Homework Assignment 1

Problem Set

Sunday, January 21, 2001

Due: Friday, February 2, 2001 (by midnight)

This written assignment is designed to apply your theoretical understanding of the machine learning framework and fundamentals of supervised, inductive learning.

Refer to the course intro handout for guidelines on working with other students. Your solutions should be produced them only from your personal notes (not common work or sources other than the textbook or properly cited references).

Note: Remember to submit your solutions in electronic form using handin (instructions shall be posted on the web board) and in hard copy in class (unless you are taking this course via distance education).

Warm-up / refresher exercises (basic artificial intelligence)

1. (10 points total) Informed (Heuristic) Search.

a) (5 points) Sometimes there is no good evaluation function for a heuristic search problem, but there is a good comparison method: a way to tell if one node is better than another, without assigning numerical values to either. Show that this is enough to do a best-first search. What properties of best-first search do we give up if we have only a comparison method?

b) (5 points) Define, in your own words, the term generalization as search and explain how it relates to machine learning.

Machine Learning and Knowledge Discovery in Databases (KDD)

2. (7 points) Inductive Bias. Explain, in your own words, the difference between representation (language) bias and preference (search) bias, giving an original example of each. In your examples, you may use algorithms we have covered in class so far or those discussed in papers and outside references.

3. (8 points) Problem Solving (Supervised Inductive Learning). Consider the version space example (EnjoySport) covered in class. Give the sequence of S and G boundary sets computed by the CANDIDATE-ELIMINATION algorithm if it is given the sequence of training examples in this example in reverse order: (x₄, x₃, x₂, x₁). Although the final version space will be the same regardless of the sequence of examples (explain why), the sets S and G computed at intermediate stages will, of course, depend on this sequence. Give an idea for ordering the training examples to minimize the sum of the sizes of these intermediate S and G sets for the H used in the EnjoySport example.

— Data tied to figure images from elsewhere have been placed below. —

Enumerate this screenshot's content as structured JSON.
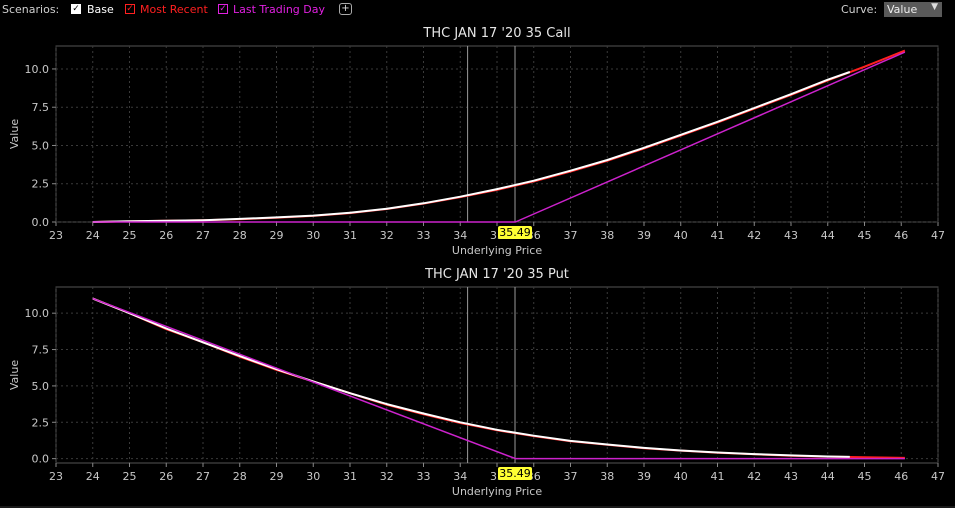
{
  "toolbar": {
    "scenarios_label": "Scenarios:",
    "scenarios": [
      {
        "label": "Base",
        "color": "#ffffff",
        "checked": true
      },
      {
        "label": "Most Recent",
        "color": "#ff2020",
        "checked": true
      },
      {
        "label": "Last Trading Day",
        "color": "#e020e0",
        "checked": true
      }
    ],
    "add_symbol": "+",
    "curve_label": "Curve:",
    "curve_value": "Value",
    "curve_arrow": "▼"
  },
  "chart_data": [
    {
      "type": "line",
      "title": "THC JAN 17 '20 35 Call",
      "xlabel": "Underlying Price",
      "ylabel": "Value",
      "xlim": [
        23,
        47
      ],
      "ylim": [
        0,
        11.5
      ],
      "x_ticks": [
        23,
        24,
        25,
        26,
        27,
        28,
        29,
        30,
        31,
        32,
        33,
        34,
        35,
        36,
        37,
        38,
        39,
        40,
        41,
        42,
        43,
        44,
        45,
        46,
        47
      ],
      "y_ticks": [
        0,
        2.5,
        5.0,
        7.5,
        10.0
      ],
      "y_tick_labels": [
        "0.0",
        "2.5",
        "5.0",
        "7.5",
        "10.0"
      ],
      "grid": true,
      "current_price": 35.49,
      "current_price_label": "35.49",
      "reference_lines": [
        34.2
      ],
      "series": [
        {
          "color": "#ff2020",
          "x": [
            24,
            25,
            26,
            27,
            28,
            29,
            30,
            31,
            32,
            33,
            34,
            35,
            36,
            37,
            38,
            39,
            40,
            41,
            42,
            43,
            44,
            45,
            46.1
          ],
          "values": [
            0.0,
            0.04,
            0.08,
            0.12,
            0.18,
            0.28,
            0.4,
            0.58,
            0.85,
            1.2,
            1.62,
            2.1,
            2.65,
            3.3,
            4.0,
            4.8,
            5.65,
            6.5,
            7.4,
            8.3,
            9.25,
            10.15,
            11.2
          ]
        },
        {
          "color": "#ffffff",
          "x": [
            24,
            25,
            26,
            27,
            28,
            29,
            30,
            31,
            32,
            33,
            34,
            35,
            36,
            37,
            38,
            39,
            40,
            41,
            42,
            43,
            44,
            44.6
          ],
          "values": [
            0.0,
            0.05,
            0.08,
            0.12,
            0.2,
            0.3,
            0.42,
            0.6,
            0.87,
            1.22,
            1.65,
            2.15,
            2.7,
            3.35,
            4.05,
            4.85,
            5.7,
            6.55,
            7.45,
            8.35,
            9.3,
            9.8
          ]
        },
        {
          "color": "#cc22cc",
          "x": [
            24,
            35.5,
            46.1
          ],
          "values": [
            0.0,
            0.0,
            11.1
          ]
        }
      ]
    },
    {
      "type": "line",
      "title": "THC JAN 17 '20 35 Put",
      "xlabel": "Underlying Price",
      "ylabel": "Value",
      "xlim": [
        23,
        47
      ],
      "ylim": [
        -0.3,
        11.8
      ],
      "x_ticks": [
        23,
        24,
        25,
        26,
        27,
        28,
        29,
        30,
        31,
        32,
        33,
        34,
        35,
        36,
        37,
        38,
        39,
        40,
        41,
        42,
        43,
        44,
        45,
        46,
        47
      ],
      "y_ticks": [
        0,
        2.5,
        5.0,
        7.5,
        10.0
      ],
      "y_tick_labels": [
        "0.0",
        "2.5",
        "5.0",
        "7.5",
        "10.0"
      ],
      "grid": true,
      "current_price": 35.49,
      "current_price_label": "35.49",
      "reference_lines": [
        34.2
      ],
      "series": [
        {
          "color": "#ff2020",
          "x": [
            24,
            25,
            26,
            27,
            28,
            29,
            30,
            31,
            32,
            33,
            34,
            35,
            36,
            37,
            38,
            39,
            40,
            41,
            42,
            43,
            44,
            45,
            46.1
          ],
          "values": [
            11.0,
            10.0,
            8.9,
            8.0,
            7.0,
            6.1,
            5.3,
            4.5,
            3.7,
            3.05,
            2.45,
            1.95,
            1.55,
            1.2,
            0.95,
            0.72,
            0.55,
            0.4,
            0.3,
            0.2,
            0.14,
            0.1,
            0.05
          ]
        },
        {
          "color": "#ffffff",
          "x": [
            24,
            25,
            26,
            27,
            28,
            29,
            30,
            31,
            32,
            33,
            34,
            35,
            36,
            37,
            38,
            39,
            40,
            41,
            42,
            43,
            44,
            44.6
          ],
          "values": [
            11.0,
            10.0,
            8.95,
            8.0,
            7.05,
            6.15,
            5.3,
            4.5,
            3.75,
            3.1,
            2.5,
            1.98,
            1.58,
            1.22,
            0.97,
            0.74,
            0.56,
            0.42,
            0.31,
            0.22,
            0.15,
            0.12
          ]
        },
        {
          "color": "#cc22cc",
          "x": [
            24,
            35.5,
            46.1
          ],
          "values": [
            11.0,
            0.0,
            0.0
          ]
        }
      ]
    }
  ]
}
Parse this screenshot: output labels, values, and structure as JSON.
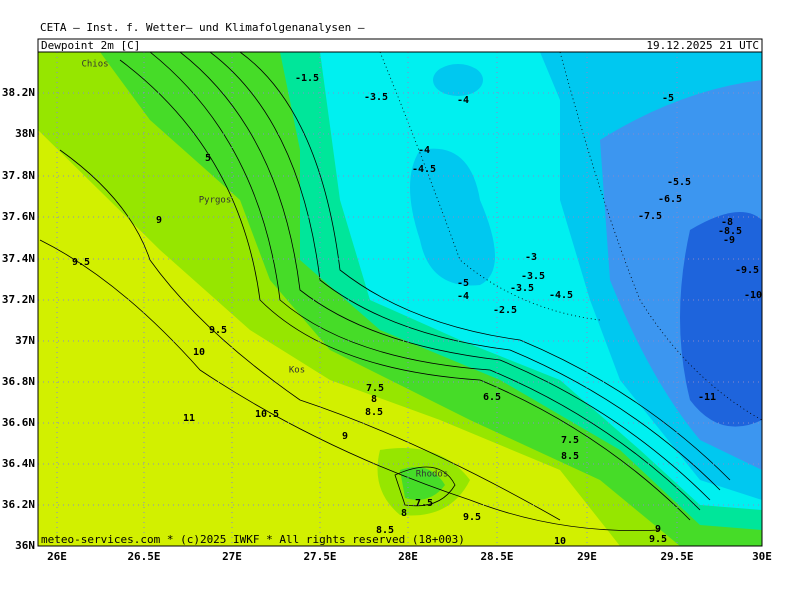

4. (5 points) Data Visualization. How can the ability to visualize models (e.g., hypotheses found using supervised inductive learning) be of use in decision making?

Class participation:

a) (Required) Post your “turn-to-a-partner” exercise from Wednesday, January 24, 2001, or a follow-up containing your thoughts on this exercise, to the CIS830/864 web board.

b) (Optional) Post any unclear points regarding machine learning or examples that you would like to see covered in lecture or explained again on the class web board.